Projektionen einzelner Seiten der choreologischen Partitur von Susanne Menck setzten einen sinnvollen, aparten Akzent zu Szenen aus zwei Balletten von John Neumeier, dem Solo des Petrus aus der „Matthäus-Passion“, sehr jugendlich frisch präsentiert von Peter Dingle, und dem Goldenen Sklaven aus „Nijinsky“, mit großer Aura und ausladenden Legato-Armschwüngen von Otto Bubeniček auf die Bühne gehaucht.

Die internationale Ausstrahlung John Crankos, maßgeblich gefördert durch Tsinguirides' Einstudierungen seiner Ballette weltweit, zeigten stellvertretend für Unzählige Zhang Jian und Hao Bin vom National Ballet of China Beijing. Sie bezauberten mit dem Liebes-Pas-de-deux aus „Romeo und Julia“. Ein abstrakter Pas de deux ging mit „Legende“ voran. Die akrobatisch waghalsig hohen Hebungen zu Beginn und am Ende boten Sue Jin Kang und Jason Reilly mit stupender Eleganz. Entertainment pur war (nicht nur) zu Tsinguirides' Entzücken mit ihrer liebsten Cranko-Choreografie angesagt: Egon Madsen als etwas fülliger, weißhaariger Clown und Eric Gauthier als sein quirliger, rothaariger Junior-Partner begeisterten als „The Lady and the Fool“.
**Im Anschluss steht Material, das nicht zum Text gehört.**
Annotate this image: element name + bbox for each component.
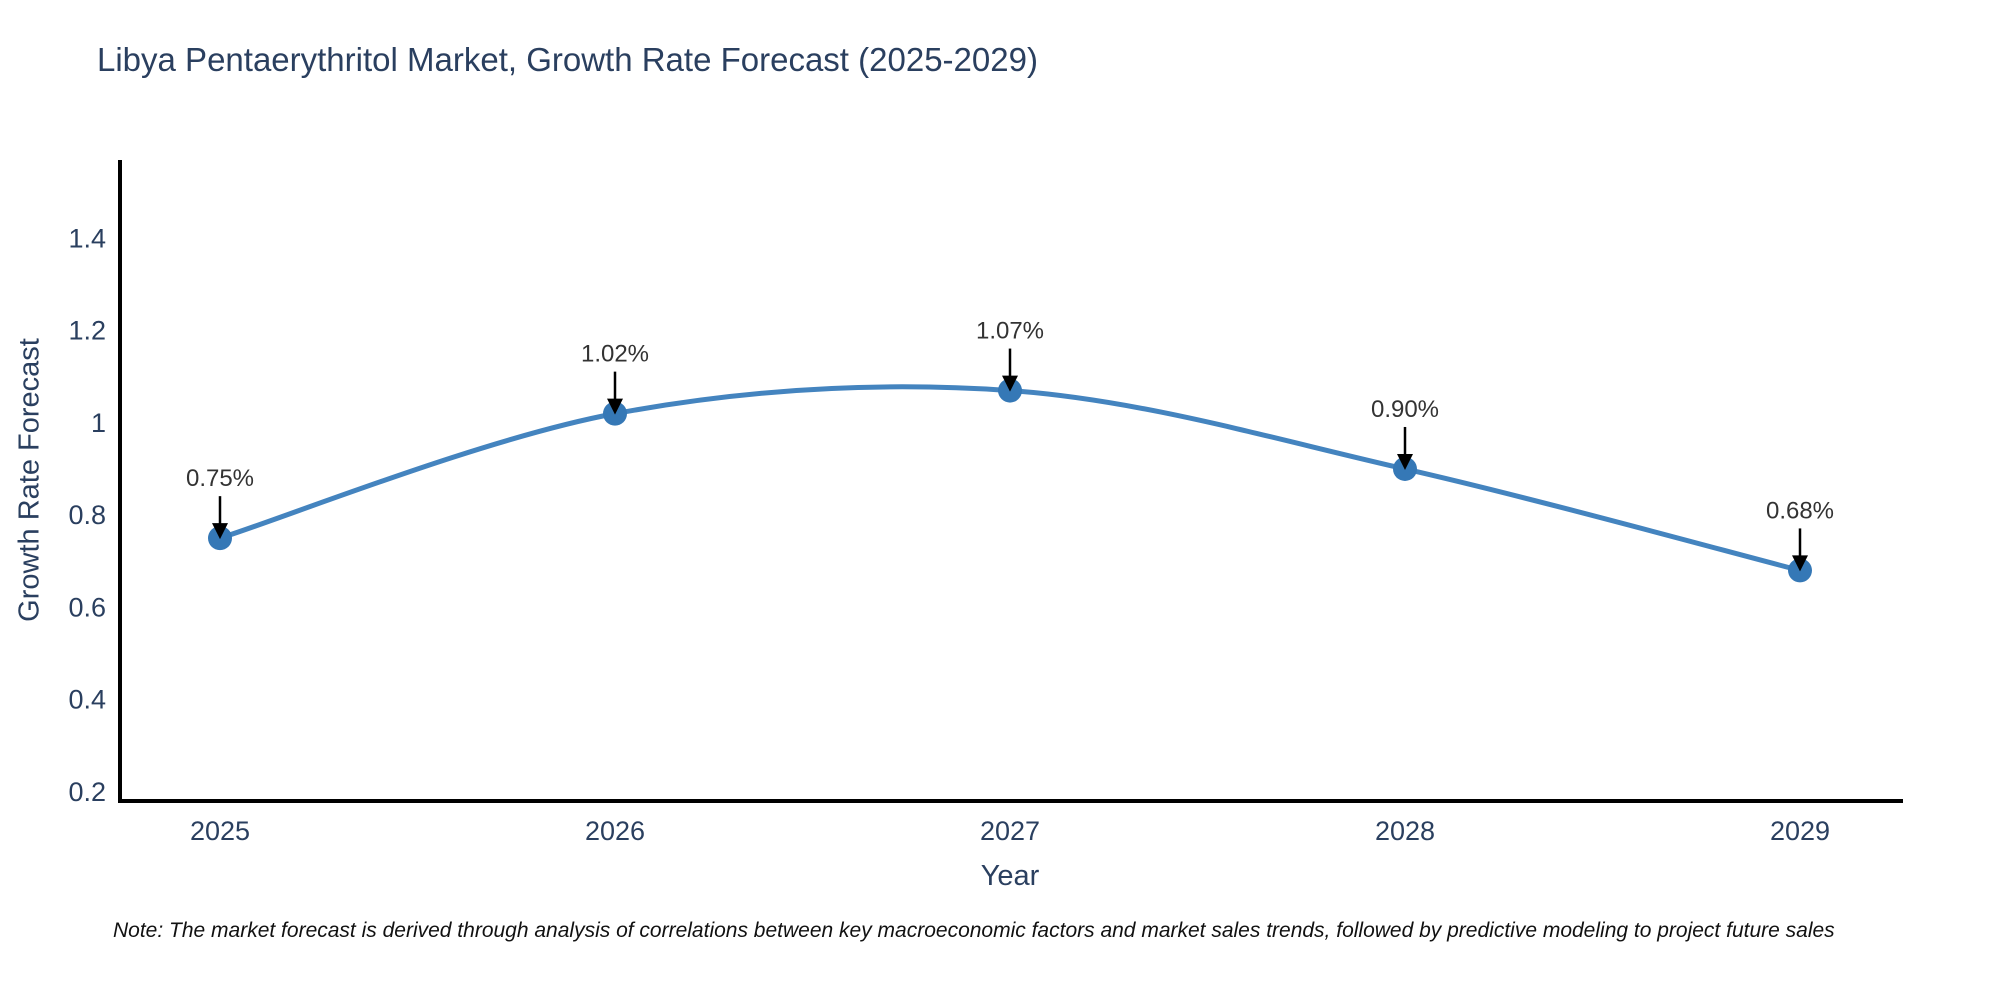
y-tick-label: 0.8 bbox=[68, 500, 106, 530]
y-tick-label: 1.2 bbox=[68, 316, 106, 346]
x-tick-label: 2026 bbox=[585, 816, 645, 846]
annotation-arrow-head bbox=[1397, 453, 1413, 470]
y-tick-label: 1 bbox=[91, 408, 106, 438]
data-point-label: 1.07% bbox=[976, 318, 1044, 345]
data-point-label: 0.75% bbox=[186, 465, 254, 492]
data-point-label: 1.02% bbox=[581, 341, 649, 368]
data-point-label: 0.90% bbox=[1371, 396, 1439, 423]
annotation-arrow-head bbox=[1002, 375, 1018, 392]
annotation-arrow-head bbox=[212, 523, 228, 540]
footnote: Note: The market forecast is derived thr… bbox=[113, 919, 1835, 942]
annotation-arrow-head bbox=[607, 398, 623, 415]
x-tick-label: 2028 bbox=[1375, 816, 1435, 846]
data-point-label: 0.68% bbox=[1766, 497, 1834, 524]
y-tick-label: 0.6 bbox=[68, 592, 106, 622]
y-tick-label: 1.4 bbox=[68, 223, 106, 253]
y-tick-label: 0.4 bbox=[68, 685, 106, 715]
annotation-arrow-head bbox=[1792, 555, 1808, 572]
x-tick-label: 2029 bbox=[1770, 816, 1830, 846]
series-line bbox=[217, 384, 1803, 573]
y-tick-label: 0.2 bbox=[68, 777, 106, 807]
chart-title: Libya Pentaerythritol Market, Growth Rat… bbox=[97, 41, 1038, 78]
x-axis-title: Year bbox=[980, 860, 1040, 892]
x-tick-label: 2027 bbox=[980, 816, 1040, 846]
y-axis-title: Growth Rate Forecast bbox=[13, 338, 46, 622]
x-tick-label: 2025 bbox=[190, 816, 250, 846]
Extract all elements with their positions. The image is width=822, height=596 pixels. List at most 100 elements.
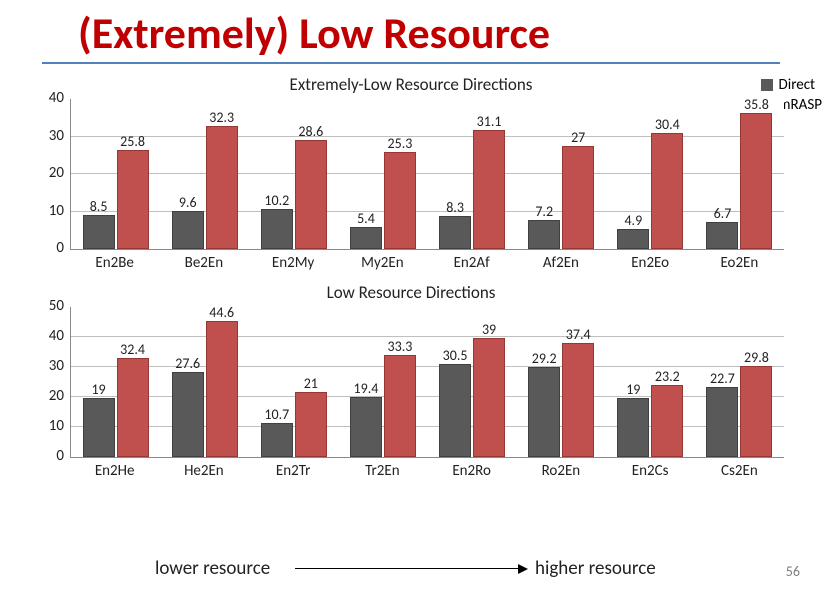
y-tick-label: 30 bbox=[49, 127, 64, 145]
bar-direct: 19 bbox=[617, 398, 649, 457]
x-tick-label: Af2En bbox=[516, 250, 605, 272]
x-tick-label: En2Cs bbox=[606, 458, 695, 480]
bar-mrasp: 44.6 bbox=[206, 321, 238, 457]
bar-value-label: 21 bbox=[304, 375, 318, 392]
chart-plot: 1932.427.644.610.72119.433.330.53929.237… bbox=[70, 307, 784, 458]
title-underline bbox=[42, 62, 780, 64]
bar-group: 7.2 27 bbox=[517, 99, 606, 249]
chart-block: Low Resource Directions010203040501932.4… bbox=[38, 282, 784, 480]
x-tick-label: En2Be bbox=[70, 250, 159, 272]
bar-value-label: 27 bbox=[571, 129, 585, 146]
bar-value-label: 8.3 bbox=[446, 199, 464, 216]
y-tick-label: 40 bbox=[49, 327, 64, 345]
bar-value-label: 31.1 bbox=[477, 113, 502, 130]
bar-mrasp: 21 bbox=[295, 392, 327, 457]
bar-value-label: 39 bbox=[482, 321, 496, 338]
bar-mrasp: 23.2 bbox=[651, 385, 683, 457]
bar-value-label: 29.2 bbox=[532, 350, 557, 367]
bar-mrasp: 37.4 bbox=[562, 343, 594, 457]
bar-group: 5.4 25.3 bbox=[338, 99, 427, 249]
chart-area: 010203040501932.427.644.610.72119.433.33… bbox=[38, 307, 784, 458]
resource-arrow-head-icon bbox=[518, 564, 528, 574]
bar-mrasp: 30.4 bbox=[651, 133, 683, 249]
bar-direct: 29.2 bbox=[528, 367, 560, 457]
chart-plot: 8.525.89.632.310.228.65.425.38.331.17.22… bbox=[70, 99, 784, 250]
x-tick-label: He2En bbox=[159, 458, 248, 480]
bar-direct: 4.9 bbox=[617, 229, 649, 249]
bar-group: 1932.4 bbox=[71, 307, 160, 457]
bar-direct: 22.7 bbox=[706, 387, 738, 457]
bar-direct: 6.7 bbox=[706, 222, 738, 249]
bar-value-label: 44.6 bbox=[209, 304, 234, 321]
bar-value-label: 27.6 bbox=[175, 355, 200, 372]
x-tick-label: Cs2En bbox=[695, 458, 784, 480]
bar-value-label: 35.8 bbox=[744, 96, 769, 113]
x-tick-label: Be2En bbox=[159, 250, 248, 272]
x-tick-label: Ro2En bbox=[516, 458, 605, 480]
bar-mrasp: 35.8 bbox=[740, 113, 772, 249]
y-tick-label: 0 bbox=[56, 239, 64, 257]
x-tick-label: Tr2En bbox=[338, 458, 427, 480]
bar-group: 30.5 39 bbox=[428, 307, 517, 457]
bar-group: 8.5 25.8 bbox=[71, 99, 160, 249]
bar-direct: 10.2 bbox=[261, 209, 293, 249]
bar-value-label: 6.7 bbox=[714, 205, 732, 222]
x-tick-label: My2En bbox=[338, 250, 427, 272]
bar-value-label: 7.2 bbox=[535, 203, 553, 220]
bar-value-label: 30.4 bbox=[655, 116, 680, 133]
bar-direct: 30.5 bbox=[439, 364, 471, 458]
chart-block: Extremely-Low Resource Directions 0 10 20 30… bbox=[38, 74, 784, 272]
bar-direct: 9.6 bbox=[172, 211, 204, 249]
bar-value-label: 10.7 bbox=[264, 406, 289, 423]
bar-value-label: 25.8 bbox=[120, 133, 145, 150]
y-tick-label: 30 bbox=[49, 357, 64, 375]
bar-mrasp: 25.8 bbox=[117, 150, 149, 249]
page-number: 56 bbox=[786, 563, 800, 580]
bar-value-label: 19 bbox=[626, 381, 640, 398]
y-tick-label: 10 bbox=[49, 417, 64, 435]
bar-group: 27.644.6 bbox=[160, 307, 249, 457]
bar-direct: 19.4 bbox=[350, 397, 382, 457]
bar-value-label: 22.7 bbox=[710, 370, 735, 387]
y-tick-label: 10 bbox=[49, 202, 64, 220]
x-tick-label: Eo2En bbox=[695, 250, 784, 272]
bar-value-label: 30.5 bbox=[443, 347, 468, 364]
x-axis-labels: En2BeBe2EnEn2MyMy2EnEn2AfAf2EnEn2EoEo2En bbox=[70, 250, 784, 272]
bars-row: 1932.427.644.610.72119.433.330.53929.237… bbox=[71, 307, 784, 457]
x-tick-label: En2Tr bbox=[249, 458, 338, 480]
slide: (Extremely) Low Resource Direct mRASP Ex… bbox=[0, 0, 822, 596]
bar-mrasp: 32.3 bbox=[206, 126, 238, 249]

Der vornehm geschmeidige Filip Barankiewicz und Alicia Amatriain (eingesprungen für die verletzte Isabelle Ciaravola) boten das leidenschaftliche Wiedersehen von Tatjana und Onegin aus dem 3. Akt von „Onegin“ vor dem absoluten Höhepunkt des Programms, „Poème de l'extase“ in Jürgen Roses berückend Klimt'schen Jugendstil-Ambiente auf Alexander Skrjabins gleichnamige sinfonische Dichtung von einer alternden Diva (Kang), in die sich ein Jüngling (Rademaker) verliebt. Sie aber schwelgt in Erinnerungen an frühere Liebschaften und weist ihn ab. Was für ein Höhepunkt dieses Gala-Abends, an dem ein vom Ballettpublikum kaum je wahrgenommener Mosaikstein des Tanzes – die Tanznotation - dankenswerter Weise effektvoll ins Rampenlicht geholt wurde.